Der Wortführer des ritterschaftlichen Chors resumirte schließlich den socialen Wandel seines heimischen Bezirks in der folgenden von häufigem Applaus unterbrochenen Schilderung:

»Ein verzwicktes Endchen Zeitlauf, in welches unser Herrgott uns stetigen Leute eingeschmuggelt hat, Baron! Das rennt und rollt. Das Oberste kommt unterst, das Unterste oberst. Ein Hellstädt, dessen Stammbaum über die Kreuzzüge reicht, wird schlechthin ein Bauer, geht in Hemdsärmeln zum Heumachen, läßt seine Tochter Buttern und am Bache mit roth aufgesprungenen Händen die Wäsche spülen. Ein Müller, dessen Vater als Großknecht auf Hellstädt an gefangen hat, speculirt mit Hunderttausenden und giebt seinen Kindern eine prinzliche Erziehung. Sein Sohn beguckt sich die Pyramiden, seine Tochter liest englische Romane in der Ursprache. Geld und wieder Geld! mit dieser Loosung schiebt und drängt ein Jeder aus dem Jahrtausende alten Gleis. Bei Euch in Hellstädt, so heißt es, halten Stephan und Rose sich noch in der Schwebe; wie lange noch und der Rose hat obtinirt. Längst schon hat der Bauer den väterlichen Eisentopf aus dem Kellerwinkel ausgegraben und den Inhalt in Werthpapieren angelegt. Ist ein rundes Sümmchen bei einander, kauft er die Rittersitze heruntergekommener Barone, oder er verpachtet seine Hufen an Oel- und Zuckerfabrikanten und wird ein Bürger der nächsten Stadt. Der reichgewordene Kürschner und Gerber von Krähwinkel verhandelt, oder vermiethet Haus und Geschäft an einen Anfänger und sucht die Theater und Caffeehäuser der Hauptstadt seiner Provinz, deren bürgerliche Großhänse hinwiederum nur in der königlichen Residenz einen würdigen Ruheplatz finden. Man treibt die Heimath in's Weite, wenn von Heimath überhaupt noch etwas übrig bleibt. »Vaterland« ist das Stichwort geworden der Maulhelden, die oft genug sich um das freiwillige Dienstjahr aus der Schule gedrückt. Ob's unter Vetter Stephans Patronat noch Mieken und Muthen, einen Jürgen, oder Töffel giebt, kann ich nicht sagen. Bei uns heißen die Trinen Amanda und Hulda, werden in einer »Benehmichte« gebildet, tragen Hüte und gestickte Unterröcke und bereichern ihre Kenntnisse aus den historischen Romanen neuester, weiblicher Fabrik. Die Bürgermädchen heirathen Lieutenants; bei Hofe figurire hochadlige, angefreite Schleppen, die von Berlin bis Jerusalem reichen: was soll aus unseren Mädchen werden, Baron? Sei's um die Jungen, der König braucht Soldaten zu jeder Zeit; aber die Mädchen, was fangen unsere Mädchen an, Baron?« –

»Sie spülen Wäsche wie Mühmchen Charitas und die Königstöchter im Märchenbuche,« antwortete lachend der alte Baron.

»Ernsthaft, Freund,« versetzte der Vorredner, »ernsthaft! Was wird schließlich aus dem ritterlichen Stamm? Sagen Sie, Baron, was wird aus uns?«

»Wir werden Philosophen oder Bauern, wie Vetter Stephan vom Unterhof.
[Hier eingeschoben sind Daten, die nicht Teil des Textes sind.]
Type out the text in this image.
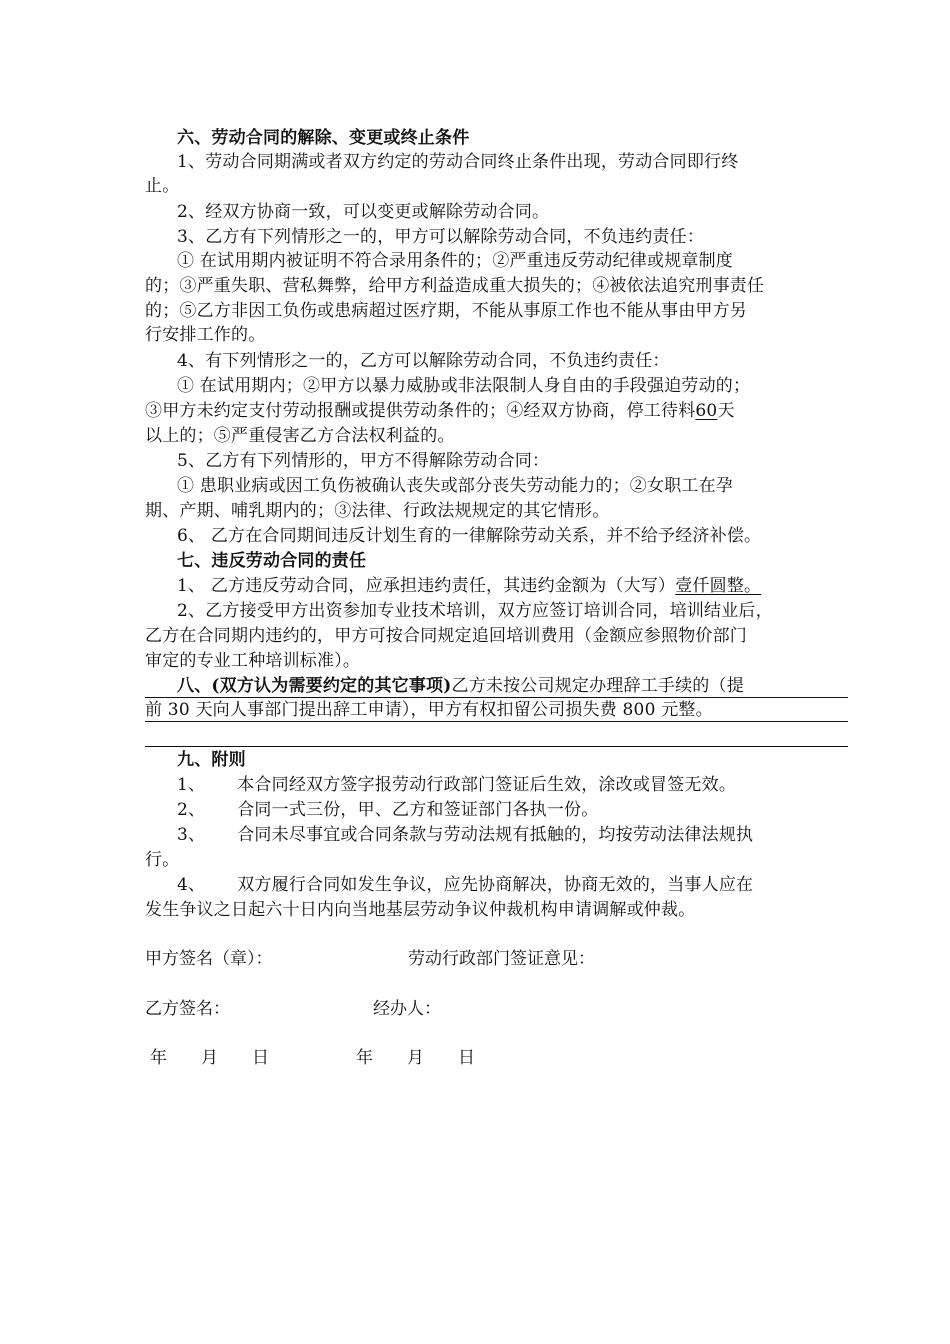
六、劳动合同的解除、变更或终止条件
1、劳动合同期满或者双方约定的劳动合同终止条件出现，劳动合同即行终
止。
2、经双方协商一致，可以变更或解除劳动合同。
3、乙方有下列情形之一的，甲方可以解除劳动合同，不负违约责任：
① 在试用期内被证明不符合录用条件的；②严重违反劳动纪律或规章制度
的；③严重失职、营私舞弊，给甲方利益造成重大损失的；④被依法追究刑事责任
的；⑤乙方非因工负伤或患病超过医疗期，不能从事原工作也不能从事由甲方另
行安排工作的。
4、有下列情形之一的，乙方可以解除劳动合同，不负违约责任：
① 在试用期内；②甲方以暴力威胁或非法限制人身自由的手段强迫劳动的；
③甲方未约定支付劳动报酬或提供劳动条件的；④经双方协商，停工待料60天
以上的；⑤严重侵害乙方合法权利益的。
5、乙方有下列情形的，甲方不得解除劳动合同：
① 患职业病或因工负伤被确认丧失或部分丧失劳动能力的；②女职工在孕
期、产期、哺乳期内的；③法律、行政法规规定的其它情形。
6、 乙方在合同期间违反计划生育的一律解除劳动关系，并不给予经济补偿。
七、违反劳动合同的责任
1、 乙方违反劳动合同，应承担违约责任，其违约金额为（大写）壹仟圆整。
2、乙方接受甲方出资参加专业技术培训，双方应签订培训合同，培训结业后，
乙方在合同期内违约的，甲方可按合同规定追回培训费用（金额应参照物价部门
审定的专业工种培训标准）。
八、(双方认为需要约定的其它事项)乙方未按公司规定办理辞工手续的（提
前 30 天向人事部门提出辞工申请），甲方有权扣留公司损失费 800 元整。
九、附则
1、 本合同经双方签字报劳动行政部门签证后生效，涂改或冒签无效。
2、 合同一式三份，甲、乙方和签证部门各执一份。
3、 合同未尽事宜或合同条款与劳动法规有抵触的，均按劳动法律法规执
行。
4、 双方履行合同如发生争议，应先协商解决，协商无效的，当事人应在
发生争议之日起六十日内向当地基层劳动争议仲裁机构申请调解或仲裁。
甲方签名（章）：	劳动行政部门签证意见：
乙方签名：	经办人：
年　　月　　日	年　　月　　日
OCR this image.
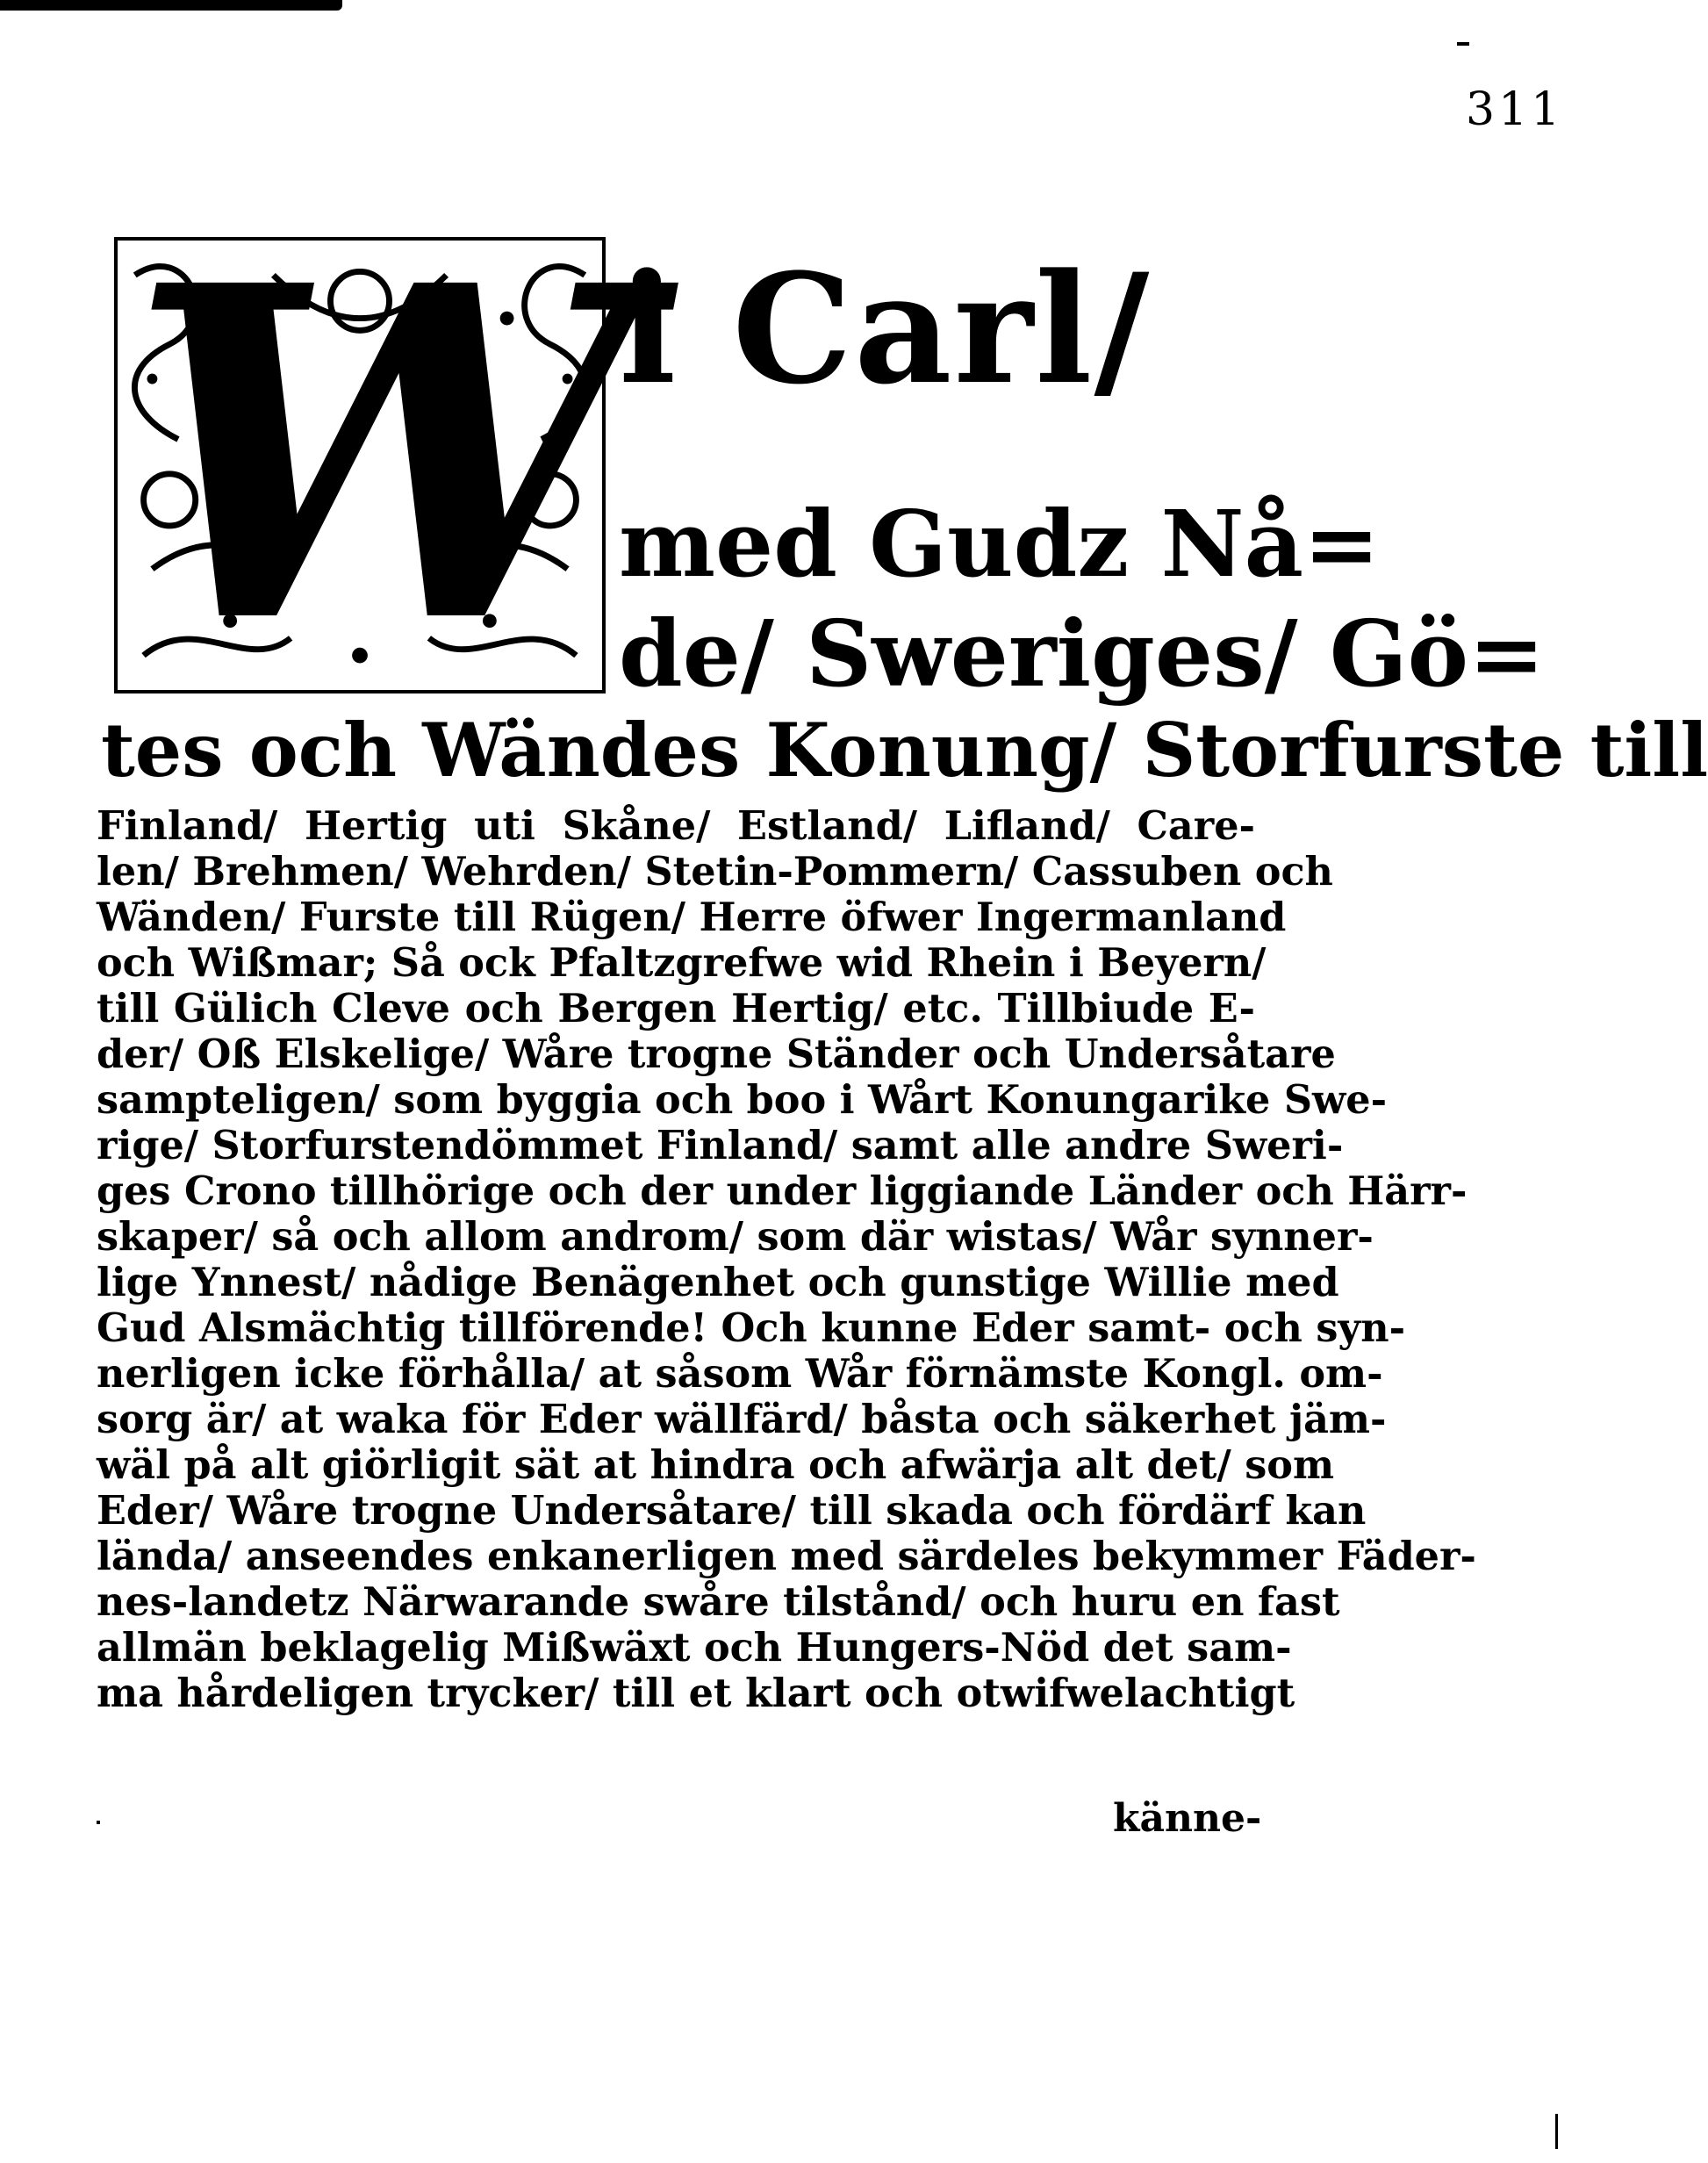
311
W
i Carl/
med Gudz Nå=
de/ Sweriges/ Gö=
tes och Wändes Konung/ Storfurste till
Finland/ Hertig uti Skåne/ Estland/ Lifland/ Care-
len/ Brehmen/ Wehrden/ Stetin-Pommern/ Cassuben och
Wänden/ Furste till Rügen/ Herre öfwer Ingermanland
och Wißmar; Så ock Pfaltzgrefwe wid Rhein i Beyern/
till Gülich Cleve och Bergen Hertig/ etc. Tillbiude E-
der/ Oß Elskelige/ Wåre trogne Ständer och Undersåtare
sampteligen/ som byggia och boo i Wårt Konungarike Swe-
rige/ Storfurstendömmet Finland/ samt alle andre Sweri-
ges Crono tillhörige och der under liggiande Länder och Härr-
skaper/ så och allom androm/ som där wistas/ Wår synner-
lige Ynnest/ nådige Benägenhet och gunstige Willie med
Gud Alsmächtig tillförende! Och kunne Eder samt- och syn-
nerligen icke förhålla/ at såsom Wår förnämste Kongl. om-
sorg är/ at waka för Eder wällfärd/ båsta och säkerhet jäm-
wäl på alt giörligit sät at hindra och afwärja alt det/ som
Eder/ Wåre trogne Undersåtare/ till skada och fördärf kan
lända/ anseendes enkanerligen med särdeles bekymmer Fäder-
nes-landetz Närwarande swåre tilstånd/ och huru en fast
allmän beklagelig Mißwäxt och Hungers-Nöd det sam-
ma hårdeligen trycker/ till et klart och otwifwelachtigt
känne-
Die Welt ist rund, lassen wir sie rollen!« entgegnete Herr von Hellstädt, indem er sein Glas erhob. »Lassen wir sie rollen und trinken einstweilen auf das Wohl des alten, ritterlichen Stamms und der edlen Nachbarn von Hellstädt!«

»Auf das Wohl des ritterlichen Stamms und des letzten Sprossen von Hellstädt!« jubelten die nachbarlichen Barone, stießen an mit Vater und Sohn und leerten ihre Gläser bis auf die Nagelprobe.

Den letzten Sprossen duldete es nicht länger; die Zeit drängte zur Einlösung seines Worts; unbemerkt stahl er sich aus dem Kreise der alten Herrn, die noch eine gute Weile mit provinziellem Appetite schmausten, dann ihren Mokka schlürften und des Barons Havanna schmauchten, bis sie endlich unter ihres Gastherrn Führung nach dem Opernhause aufbrachen, wo eine glänzende Balletaufführung die letzten gesellschaftlichen Apprehensionen verscheuchte.